Omdat door de behandelaar is aangegeven dat met de op dit moment geboden verplichte zorg in ambulante vorm en voortzetting daarvan naar inschatting binnen een termijn van maximaal zes maanden het toestandsbeeld van betrokkene voldoende zal zijn opgeklaard, zal de zorgmachtiging in duur worden beperkt tot die periode.
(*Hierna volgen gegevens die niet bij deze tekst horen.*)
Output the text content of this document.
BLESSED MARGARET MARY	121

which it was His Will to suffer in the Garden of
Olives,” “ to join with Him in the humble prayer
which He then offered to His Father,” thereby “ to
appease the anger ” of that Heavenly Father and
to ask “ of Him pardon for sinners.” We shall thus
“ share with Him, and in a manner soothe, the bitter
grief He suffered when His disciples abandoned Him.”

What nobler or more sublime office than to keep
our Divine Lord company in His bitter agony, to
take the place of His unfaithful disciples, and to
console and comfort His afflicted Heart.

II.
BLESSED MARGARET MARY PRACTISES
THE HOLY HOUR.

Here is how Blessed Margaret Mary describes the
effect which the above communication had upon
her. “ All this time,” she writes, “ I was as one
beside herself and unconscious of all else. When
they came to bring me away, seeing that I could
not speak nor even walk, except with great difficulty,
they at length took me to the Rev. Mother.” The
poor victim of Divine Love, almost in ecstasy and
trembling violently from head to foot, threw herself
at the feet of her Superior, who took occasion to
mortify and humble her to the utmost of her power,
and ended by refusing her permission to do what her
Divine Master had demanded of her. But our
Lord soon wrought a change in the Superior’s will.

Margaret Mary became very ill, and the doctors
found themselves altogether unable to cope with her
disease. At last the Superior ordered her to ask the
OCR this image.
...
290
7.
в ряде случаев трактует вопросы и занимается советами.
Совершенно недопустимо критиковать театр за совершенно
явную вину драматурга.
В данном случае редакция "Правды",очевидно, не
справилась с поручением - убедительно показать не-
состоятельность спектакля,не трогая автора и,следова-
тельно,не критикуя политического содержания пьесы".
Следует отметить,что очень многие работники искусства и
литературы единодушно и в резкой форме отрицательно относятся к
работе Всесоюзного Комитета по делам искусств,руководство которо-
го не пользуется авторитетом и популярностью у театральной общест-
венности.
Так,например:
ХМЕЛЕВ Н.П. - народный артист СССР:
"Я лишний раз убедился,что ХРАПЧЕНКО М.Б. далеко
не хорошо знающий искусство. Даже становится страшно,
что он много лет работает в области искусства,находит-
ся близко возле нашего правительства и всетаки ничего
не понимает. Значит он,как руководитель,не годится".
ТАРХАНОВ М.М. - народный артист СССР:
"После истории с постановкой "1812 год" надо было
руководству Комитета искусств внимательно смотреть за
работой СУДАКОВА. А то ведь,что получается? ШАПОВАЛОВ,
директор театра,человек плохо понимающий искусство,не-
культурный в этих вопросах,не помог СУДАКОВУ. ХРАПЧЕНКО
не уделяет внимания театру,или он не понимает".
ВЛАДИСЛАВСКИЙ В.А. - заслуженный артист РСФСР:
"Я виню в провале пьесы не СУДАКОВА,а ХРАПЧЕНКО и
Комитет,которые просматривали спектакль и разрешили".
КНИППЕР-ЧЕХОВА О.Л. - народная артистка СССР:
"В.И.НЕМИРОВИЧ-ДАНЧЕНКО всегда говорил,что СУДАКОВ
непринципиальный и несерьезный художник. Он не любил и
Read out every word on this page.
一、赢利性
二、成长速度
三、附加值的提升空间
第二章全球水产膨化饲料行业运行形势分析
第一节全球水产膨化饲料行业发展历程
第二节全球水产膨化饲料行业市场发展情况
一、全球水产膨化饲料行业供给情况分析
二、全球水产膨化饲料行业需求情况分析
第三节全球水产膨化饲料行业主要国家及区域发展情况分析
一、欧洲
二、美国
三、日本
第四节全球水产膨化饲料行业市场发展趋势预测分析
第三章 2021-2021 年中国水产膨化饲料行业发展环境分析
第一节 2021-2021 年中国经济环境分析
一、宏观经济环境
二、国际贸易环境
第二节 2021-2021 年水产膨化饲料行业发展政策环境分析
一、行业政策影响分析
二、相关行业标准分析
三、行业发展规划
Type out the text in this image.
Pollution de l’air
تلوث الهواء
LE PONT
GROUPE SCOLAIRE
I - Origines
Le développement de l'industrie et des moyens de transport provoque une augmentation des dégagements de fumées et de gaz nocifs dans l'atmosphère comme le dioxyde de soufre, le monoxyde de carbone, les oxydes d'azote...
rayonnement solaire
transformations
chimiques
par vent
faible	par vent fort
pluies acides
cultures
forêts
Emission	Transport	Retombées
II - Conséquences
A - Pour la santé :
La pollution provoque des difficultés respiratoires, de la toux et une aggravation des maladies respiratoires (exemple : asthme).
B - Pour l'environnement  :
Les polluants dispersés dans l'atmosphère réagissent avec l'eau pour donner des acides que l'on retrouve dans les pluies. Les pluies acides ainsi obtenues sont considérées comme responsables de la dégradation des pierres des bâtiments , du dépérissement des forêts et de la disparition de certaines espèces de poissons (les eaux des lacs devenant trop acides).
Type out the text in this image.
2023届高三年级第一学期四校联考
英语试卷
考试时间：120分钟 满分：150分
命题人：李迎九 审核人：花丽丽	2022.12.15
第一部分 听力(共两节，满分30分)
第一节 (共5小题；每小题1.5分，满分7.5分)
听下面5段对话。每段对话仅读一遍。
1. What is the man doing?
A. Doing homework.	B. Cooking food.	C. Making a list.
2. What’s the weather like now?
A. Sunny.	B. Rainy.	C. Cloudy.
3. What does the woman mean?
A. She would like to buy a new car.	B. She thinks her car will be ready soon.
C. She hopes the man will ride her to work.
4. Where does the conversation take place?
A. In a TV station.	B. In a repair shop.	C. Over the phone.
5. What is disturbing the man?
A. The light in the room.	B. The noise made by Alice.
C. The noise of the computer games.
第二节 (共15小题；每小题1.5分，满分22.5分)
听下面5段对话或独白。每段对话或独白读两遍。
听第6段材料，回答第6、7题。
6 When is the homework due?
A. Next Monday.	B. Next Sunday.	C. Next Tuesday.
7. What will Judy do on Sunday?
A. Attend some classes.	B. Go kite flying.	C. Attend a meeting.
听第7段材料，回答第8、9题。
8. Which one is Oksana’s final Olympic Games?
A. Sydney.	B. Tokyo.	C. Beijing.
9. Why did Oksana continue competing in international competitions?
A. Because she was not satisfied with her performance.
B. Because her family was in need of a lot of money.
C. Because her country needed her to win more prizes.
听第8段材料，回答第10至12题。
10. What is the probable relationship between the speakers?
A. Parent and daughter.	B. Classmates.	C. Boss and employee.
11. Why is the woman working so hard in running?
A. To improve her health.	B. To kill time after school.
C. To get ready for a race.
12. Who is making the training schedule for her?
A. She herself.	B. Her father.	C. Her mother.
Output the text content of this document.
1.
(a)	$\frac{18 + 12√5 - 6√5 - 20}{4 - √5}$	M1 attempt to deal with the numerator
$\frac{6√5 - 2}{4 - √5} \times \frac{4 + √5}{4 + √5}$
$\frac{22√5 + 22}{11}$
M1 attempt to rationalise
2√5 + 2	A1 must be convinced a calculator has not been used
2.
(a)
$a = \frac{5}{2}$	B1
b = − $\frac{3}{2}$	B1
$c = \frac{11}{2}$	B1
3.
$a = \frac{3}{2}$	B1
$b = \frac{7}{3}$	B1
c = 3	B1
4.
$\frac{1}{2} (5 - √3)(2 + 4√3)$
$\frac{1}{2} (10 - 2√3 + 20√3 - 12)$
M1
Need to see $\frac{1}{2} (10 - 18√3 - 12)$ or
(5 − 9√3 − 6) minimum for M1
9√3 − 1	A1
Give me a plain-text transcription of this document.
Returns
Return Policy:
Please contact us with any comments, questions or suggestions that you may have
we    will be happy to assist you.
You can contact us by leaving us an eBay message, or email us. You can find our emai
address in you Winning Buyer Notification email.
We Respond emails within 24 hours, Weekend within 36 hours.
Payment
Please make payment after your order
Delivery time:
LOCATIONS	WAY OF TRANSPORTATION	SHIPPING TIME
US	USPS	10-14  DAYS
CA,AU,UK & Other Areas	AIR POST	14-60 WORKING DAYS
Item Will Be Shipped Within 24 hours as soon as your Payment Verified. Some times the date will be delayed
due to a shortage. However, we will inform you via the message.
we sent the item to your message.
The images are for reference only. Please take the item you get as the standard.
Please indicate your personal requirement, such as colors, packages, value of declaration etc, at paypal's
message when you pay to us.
Ook zullen de verplichte zorgvormen, voor zover die zien op een tijdelijke opnamemogelijkheid worden geclausuleerd, als hierna in het dictum weergegeven.
Voor andere dan de hiervóór genoemde vormen van verplichte zorg is de rechtbank geen noodzaak gebleken.
4.6
Er zijn geen minder bezwarende alternatieven die hetzelfde beoogde effect hebben.
4.7
De voorgestelde verplichte zorg is evenredig en naar verwachting effectief. Uit de stukken blijkt dat bij het bepalen van de juiste zorg rekening is gehouden met de voorwaarden die noodzakelijk zijn om deelname van betrokkene aan het maatschappelijk leven te bevorderen, alsmede met de veiligheid van betrokkene.
4.8
Gelet op het voorgaande is voldaan aan de criteria voor en doelen van verplichte zorg als bedoeld in de Wvggz. De zorgmachtiging zal daarom worden verleend, zij het voor de beperktere duur van zes maanden, zoals hiervóór in 4.5, tweede alinea overwogen.

5.Beslissing

De rechtbank:
verleent een zorgmachtiging ten aanzien van:
[betrokkene], geboren op [geboortedag] 1994 te [geboorteplaats] ;
inhoudende dat bij wijze van verplichte zorg de volgende maatregelen kunnen worden getroffen:
- toedienen van medicatie;
- beperken van de bewegingsvrijheid (
in geval van opname);
- aanbrengen van beperkingen in de vrijheid het eigen leven in te richten, die tot gevolg hebben dat betrokkene iets moet doen of nalaten, waaronder in dit geval te verstaan dat betrokkene periodiek contact moet blijven houden met het team ambulante zorg;
- opnemen in een accommodatie (
telkens zo kort mogelijk);
bepaalt dat deze machtiging geldt tot en met 29 juli 2024;
wijst af het meer of anders verzochte.
Deze beschikking is mondeling gegeven door mr. Phillips, rechter en in het openbaar uitgesproken op 29 januari 2024 in tegenwoordigheid van Baremans als griffier, en op 2 februari 2024 schriftelijk uitgewerkt en ondertekend.

Tegen deze beschikking staat het rechtsmiddel van cassatie open.